Daily notes 2015-04
Mad Men s06e08 – “The Crash”
Haven’t done this before on the blog, but I’m going to pick apart this episode after being inspired by some internet analyses. Hadn’t realized just how much was going on in Mad Men, and the density of each episode increases with each season. Search YouTube for “How Mad Men fought the war” or “fought Vietnam” in reference to this ep, as well as Mike & Amanda’s Orange Couch videos for Slate. I’ll be referencing the Slate Nam comparison video frequently, and will probably cite this when I re-edit.
We’ll start off with this pleasing image of Roger & Jim playing checkers. Immediately I begin looking closer – why checkers? Merely for the bossmen to have opportunities to say “king me?” Turns out there was an Operation Checkers in Vietnam, but its description as a “positioning exercise” regarding the relief of watchmen from the city of Hue’s border does not strike one as being particularly relevant – so this checkers bit is a way to indulge the comparison of Roger and Jim’s similarities. Was hoping for more – maybe next time…
Ted is powerfully impacted by the death of Frank Gleeson (of Cutler, Gleeson & Chaough), so much so that he takes the weekend off. Here Cutler tellingly remarks, “I hope we don’t lose Ted for too long… he doesn’t know how to handle these things.” Like somebody else we know. Like somebody who currently looks anxious and on the spot. Two men who trade in fiction and fantasies.
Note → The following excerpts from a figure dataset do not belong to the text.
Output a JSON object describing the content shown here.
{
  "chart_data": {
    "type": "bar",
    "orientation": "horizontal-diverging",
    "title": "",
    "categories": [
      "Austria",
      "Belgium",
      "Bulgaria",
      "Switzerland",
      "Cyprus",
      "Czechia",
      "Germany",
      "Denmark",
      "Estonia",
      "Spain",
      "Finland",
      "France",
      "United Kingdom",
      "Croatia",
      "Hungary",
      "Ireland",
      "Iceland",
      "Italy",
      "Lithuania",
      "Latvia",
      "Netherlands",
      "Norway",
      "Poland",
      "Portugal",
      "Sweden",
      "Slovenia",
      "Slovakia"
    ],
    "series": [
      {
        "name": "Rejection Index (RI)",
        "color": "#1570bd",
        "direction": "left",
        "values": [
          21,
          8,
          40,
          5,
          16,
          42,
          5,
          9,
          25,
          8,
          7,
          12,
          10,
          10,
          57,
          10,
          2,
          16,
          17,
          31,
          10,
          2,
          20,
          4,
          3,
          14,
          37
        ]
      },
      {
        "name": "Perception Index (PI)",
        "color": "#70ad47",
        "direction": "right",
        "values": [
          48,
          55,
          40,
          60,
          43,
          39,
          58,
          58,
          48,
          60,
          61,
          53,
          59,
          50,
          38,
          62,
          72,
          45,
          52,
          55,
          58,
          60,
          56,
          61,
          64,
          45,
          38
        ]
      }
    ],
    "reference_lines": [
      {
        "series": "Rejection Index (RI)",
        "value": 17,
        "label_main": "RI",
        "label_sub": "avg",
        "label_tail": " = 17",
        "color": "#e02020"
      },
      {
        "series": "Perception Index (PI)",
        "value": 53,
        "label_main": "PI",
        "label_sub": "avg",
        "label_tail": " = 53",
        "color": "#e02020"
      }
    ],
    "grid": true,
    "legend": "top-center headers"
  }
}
Dr. Shelly Hecht (nice name) and his vitamin superdose “with a mild stimulant” has been likened to the American military quietly administering amphetamines to soldiers in Nam, SCDPCGC being similarly embattled at the mercy of “the largest defense contractor in the world,” GM, owners of Chevy. Hecht’s explanation and treatment of Don renders him to be entirely trustworthy, so we initially have no reason to suspect Don is being “jacked up.” But I’m dying to know what’s in that syringe.
Cutler would be in a unique position to know personal details about Wendy, Frank Gleeson’s daughter – particularly that she is extroverted, libidinous, and embracing a void in the shape of her father. See that red car to the right of Wendy? “Every time we get a car, this place turns into a whorehouse” – of course Don would phrase it that way, as his beleaguered consciousness has been retreating to a whorehouse all weekend.
Chaough: How could you bring Frank’s little girl in here?
Cutler: I kept an eye on her. Didn’t I, Don?
Cutler: Wendy. Oh believe me, it’s better than what could’ve happened if I’d let her loose in The Village like she wanted.
Chaough: That’s not what her mother thinks.
“Sally, how’d you like to earn some boots to go with that skirt?” Is Megan teaching Sally how to sell herself? Maybe she and Don have prostitution in common (“whoring” is a prevalent theme in season six, with the car account and of course the specter of Joan’s involvement in the deal, as well as Don’s final revelation to his children that he grew up in a whorehouse – a revelation he possibly was compelled to make to them because of the forthcoming burglar’s deception). Megan is on her way to a play where her agent will introduce her to some producers, and she’s decided to dress for a good time.
I never gave it much thought before – maybe because this episode gives you so much to process – but it’s a very shocking comment from Bobby, who explains that he fell for the burglar’s deceit because she coerced them into believing she was Don’s mother. There is an abyss between Don and his children.
Betty: (incensed) Because she’s off… “on the casting couch” and you’re – what does he tell everybody, that he’s “at work?”
The insinuation is clear, and Megan sulks guiltily. Betty’s implication that New York is a “disgusting” place also leads one to ponder if it, and similar metropolises, and where people go to whore themselves.
from s06e10 “A Tale of Two Cities”
“You’re a truncheon, Cutler!” Ginsberg, the most sensitive and most moral person in the office, is the only one who recognizes the danger of Cutler’s vacant opportunism.
The many faces of Megan. Occurs to me now that Don’s imagined her as (at least) a Betty-like suburban housewife and this polyamorous flower child (not that Megan isn’t polyamorous already), and exists knowing she’s always out there pretending to be somebody else – he doesn’t see her in those guises too often, seeming to avoid them. Megan is a shapeshifter, surely an appropriate foil to the elusive Dick Whitman – the difference being that Megan is entirely honest and forthcoming about her role-playing, and as we know Dick’s artifice is a fever-dreamed phantasmagoria of anxiety and avoidance.